Jack Dromey
Main Page: Jack Dromey (Labour - Birmingham, Erdington)Department Debates - View all Jack Dromey's debates with the Cabinet Office
(11 years ago)
Commons ChamberThree brief stories, of Kilburn, Kingstanding and Luanda, are linked together by the enduring icon who is Nelson Mandela.
I was born in Kilburn, of Irish immigrant parents. Twenty-five years later, the Jamaicans arrived. Both groups met waves of prejudice. My father, seeking lodgings, was told, “No Irish. No dogs.” Twenty-five years later, the Jamaicans were told, “No blacks. No dogs.” Both communities became the bedrock in north-west London of a vibrant, diverse, thriving multicultural society. People from both communities were present in 1962 at Nelson Mandela’s final meeting in this country before he went back to South Africa and ultimately stood trial for his life. He addressed the Willesden Friendship League in Kilburn high road, but hundreds of yards from where I was born. He enraptured the audience that night, and I will never forget old Tom Durkin, the president of Brent Trades Council, saying, “I have never met a man so optimistic in all my life.”
Both communities then became the bedrock of the Anti-Apartheid Movement. We look back now at that era and see that it was tough. It was tough for black people, including in the world of work, above all in South Africa, but also in this country. All too often, workplaces were scarred by racism, which was compounded and encouraged by the naked oppression of black people in South Africa. I recall one black Transport and General Workers Union shop steward, George, in an Irish pub in Kilburn high road, telling me the story of how grievously he felt having been racially abused in his workplace. But, he said, “I will stand up against it.” Who was his hero? It was Nelson Mandela.
Throughout those bitter years of the Anti-Apartheid Movement, many of us often stood on freezing pavements outside South Africa house or outside supermarkets trying to encourage people not to buy South African produce. During that time, a second battle was being fought against colonialism and racism in the Portuguese colonial empire—Mozambique, Angola, Guinea-Bissau and the Cape Verde Islands. I was deeply involved in that campaign. When Franco died and then Salazar the year after, after 20 years of a liberation struggle the Portuguese colonial empire collapsed. There was a process of rapid decolonisation. In Angola, oil and diamond-rich, the South Africans invaded from the south and the Zairians invaded from the north, and it was only the Cubans coming in to fight with the MPLA that prevented South Africa from taking over Angola.
Stephen Sedley, who retired but two years ago as a Lord Justice of Appeal, and I were invited out there as friends of the liberation movement to serve on the commission that observed the mercenary trials— 13 mercenaries were captured at the end of the Angolan war. I will tell but one story from that experience. I recall one night walking with Stephen and some of the other commission members down the bay of Luanda. On the beach, the black soldiers from FAPLA, the armed wing of the MPLA, and the black Cuban soldiers were boogying around a camp fire. We got to talk, and one Cuban, who spoke very good English, said, “For us, it is back to Africa. For us, it is about the memory of Lumumba, Mondlane and the great figures of the liberation movement who were killed by apartheid and racism.” But he also said, “It is Angola today, it is South Africa tomorrow. One day Nelson Mandela will be free.”
My third, more recent story is from two months ago. I opened the new North Birmingham academy in Kingstanding. That community was once scarred by racism.
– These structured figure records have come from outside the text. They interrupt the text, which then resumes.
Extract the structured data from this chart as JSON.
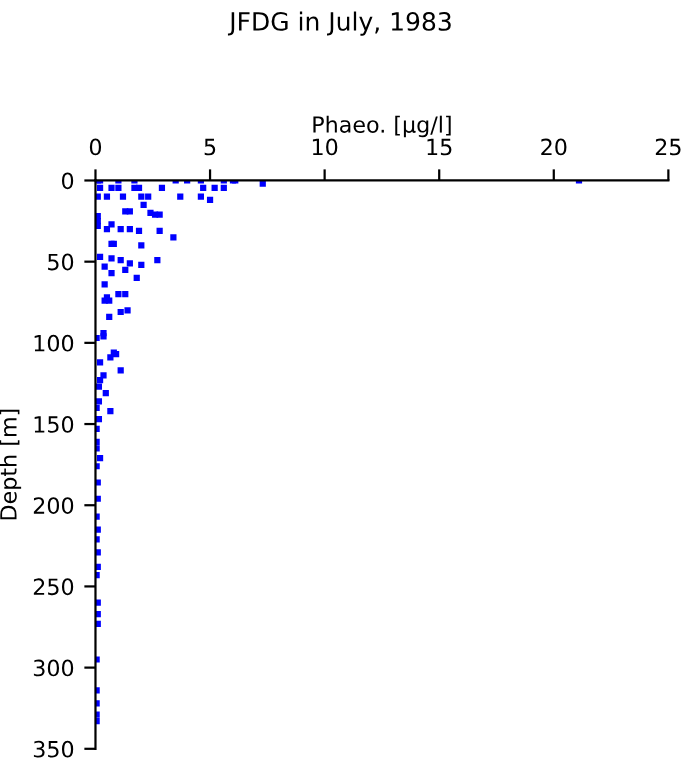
{
  "chart_data": {
    "type": "scatter",
    "title": "JFDG in July, 1983",
    "xlabel": "Phaeo. [µg/l]",
    "ylabel": "Depth [m]",
    "xlim": [
      0,
      25
    ],
    "xticks": [
      0,
      5,
      10,
      15,
      20,
      25
    ],
    "ylim": [
      350,
      0
    ],
    "yticks": [
      0,
      50,
      100,
      150,
      200,
      250,
      300,
      350
    ],
    "grid": false,
    "marker": "square",
    "series": [
      {
        "color": "#0000ff",
        "x": [
          0.1,
          0.2,
          1.0,
          1.7,
          3.5,
          4.0,
          4.6,
          5.6,
          6.0,
          6.1,
          7.3,
          21.1,
          0.2,
          0.7,
          1.0,
          1.7,
          1.9,
          2.9,
          4.7,
          5.2,
          5.6,
          0.1,
          0.5,
          1.2,
          2.0,
          2.3,
          3.7,
          4.6,
          5.0,
          2.1,
          1.3,
          1.5,
          2.4,
          2.6,
          2.8,
          0.1,
          0.1,
          0.1,
          0.7,
          1.1,
          1.5,
          1.9,
          2.8,
          3.4,
          0.5,
          0.7,
          0.8,
          2.0,
          0.2,
          0.7,
          1.1,
          2.7,
          1.5,
          2.0,
          0.4,
          1.3,
          0.7,
          1.8,
          0.4,
          1.0,
          1.3,
          0.5,
          0.4,
          0.6,
          1.4,
          1.1,
          0.6,
          0.35,
          0.05,
          0.35,
          0.2,
          0.65,
          0.8,
          0.9,
          1.1,
          0.35,
          0.2,
          0.15,
          0.45,
          0.15,
          0.05,
          0.65,
          0.15,
          0.05,
          0.05,
          0.05,
          0.2,
          0.05,
          0.1,
          0.1,
          0.05,
          0.1,
          0.05,
          0.1,
          0.1,
          0.05,
          0.1,
          0.1,
          0.1,
          0.05,
          0.05,
          0.05,
          0.05,
          0.05
        ],
        "values": [
          0,
          0,
          0,
          0,
          0,
          0,
          0,
          0,
          0,
          0,
          2,
          0,
          4.5,
          4.5,
          4.5,
          4.5,
          4.5,
          4.5,
          4.5,
          4.5,
          4.5,
          10,
          10,
          10,
          10,
          10,
          10,
          10,
          12,
          15,
          19,
          19,
          20,
          21,
          21,
          22,
          25,
          28,
          27,
          30,
          30,
          31,
          31,
          35,
          30,
          39,
          39,
          40,
          47,
          48,
          49,
          49,
          51,
          52,
          53,
          55,
          57,
          60,
          64,
          70,
          70,
          72,
          74,
          74,
          80,
          81,
          84,
          94,
          97,
          96,
          112,
          109,
          106,
          107,
          117,
          120,
          123,
          127,
          131,
          136,
          140,
          142,
          147,
          153,
          161,
          165,
          171,
          176,
          186,
          196,
          207,
          215,
          221,
          229,
          238,
          243,
          260,
          267,
          273,
          295,
          314,
          322,
          329,
          333
        ]
      }
    ]
  }
}
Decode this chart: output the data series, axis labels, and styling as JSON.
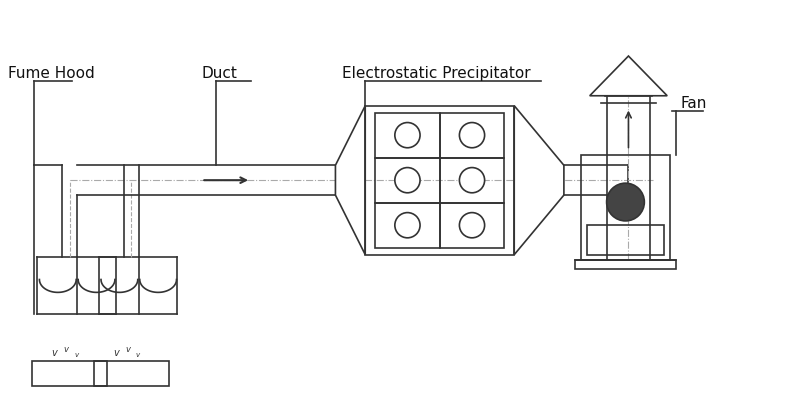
{
  "bg_color": "#ffffff",
  "line_color": "#333333",
  "labels": {
    "fume_hood": "Fume Hood",
    "duct": "Duct",
    "esp": "Electrostatic Precipitator",
    "fan": "Fan"
  },
  "label_fontsize": 11
}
I spoke to two young black pupils, one from a West Indian background and one from an African background, who were discussing the experiences that one of them and some members of their family had had. They called those who had abused them on one occasion “little people”. One of the guys said, “I am proud to be black.” We then got into a discussion, and I found out that his hero was Nelson Mandela. Worldwide polls were conducted on five continents at the beginning of the millennium asking who was the greatest statesman of the 20th century. It is little wonder that every one of them said it was Nelson Mandela.
I wish to say two things in conclusion. First, I wish to pay tribute to all the veterans from the bitter wilderness years, above all in South Africa: Neil and Glenys Kinnock; Bob Hughes; Richard Caborn; my right hon. Friend the Member for Neath (Mr Hain); and a man I knew very well, a good personal friend who tragically died young, Mike Terry, the secretary of the Anti-Apartheid Movement.
Secondly, what is so remarkable about Nelson Mandela is the sheer triumph of the human spirit. This is a man who endured the unendurable, who saw some of his comrades taken out and hung. This is a man who was oppressed but ultimately broke the will of his oppressors. This is a man who was jailed for three decades and then came out and forgave his jailers, in the most remarkable act of national reconciliation, avoiding what could otherwise have been the most immense conflagration in southern Africa. He was truly the global giant of his century. We mourn his loss. Our world is a better world for Nelson Mandela. But we not only mourn; we remember that infectious smile, infectious optimism and infectious enthusiasm, and we smile at the memory of Nelson Mandela.